In contrast to our normal weekday routine of returning to our hovels immediately after class and studying the punishing Arabic language until the 12 am call to prayer, 2/3rd of my apartment attended a Libyan cultural event at a cultural center in a posh part of Cairo, Zamalek. Since I knew my dirty t-shirt and wrinkled linen pants would make me stand out even more, I put on the closest thing I have to an appropriate nice outfit: a business shirt, jeans, and sperries. One day I’ll fit in somewhere.

After only minor difficulties finding the place, which is literally built into the underparts of an overpass, we found the oddly shaped but surprisingly nice venue bedecked with Libyan art, much of it pertaining to the current events going on there and the ever hated Qaddafi. The Bengazian band playing on the stage in front had just announced a brief intermission for the purpose of food and liquid consumption. Never had I seen such a hoard of people crowded around a buffet table….one would think there were a famine in Egypt and this was the first sighting of sugar and butter in months. I realize food prices are high nowadays but these people are from the upper class of society and attend “cultural events” surely they’ve eaten in the last week, right?

I managed to shove my way through the swarm and grab the most delicious cupcake I’ve ever eaten in my entire life…it was especially fulfilling as I’ve been craving western sweets ever since watching that dumb Australian cooking show centered on a child’s birthday party and ergo… cupcakes.
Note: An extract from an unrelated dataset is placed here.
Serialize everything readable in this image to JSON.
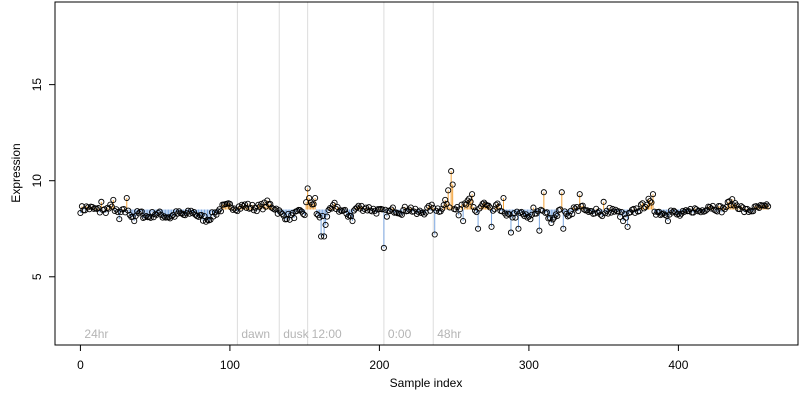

The band’s performance was by far the best part of the night, not for the quality of its music, which was so so and tended to be pretty cliché, but for the overall experience. Imagine, if you will, a small seated crowd emitting hubbub amidst the glare of bright lights and waving Libyan rebel flags in front of a band rocking out to pop ballads revolving around martyrs and revolution and blood and sacrifice to tunes on the same emotional level as a deeper N’Sync song. The most important component, however, were the kids that got on stage and were waving Libyan flags the entire time, sometimes blocking band members from sight for entire songs and/or threatening to injure them with the enthusiasm of their movements. At one point in the night, the rapper MC SWAT was forced to switch sides of the stage in the middle of breaking it down because of the peril he faced from one little girl with braids and ribbons in her hair.

The songs revolved around love of Libya and its unity and/or revolution. One of my favorite lines from the entire night was part of a description of Libya: “From the desert to the desert.” I guess it was hard to find another distinguishing geographical feature and from the border to the border wouldn’t work.

Another highlight of the night was actually hearing formal Arabic being used in the poetry reading. My heart delighted in hearing the sound of vowelled texts and my soul was nourished with sweet teshkeel. I love the importance of poetry in Arab culture…it’s great for revolutions, resistance, politics, love, insults, competition….everything.

I hope to see more cultural events and eat more free treats from this center under the bridge.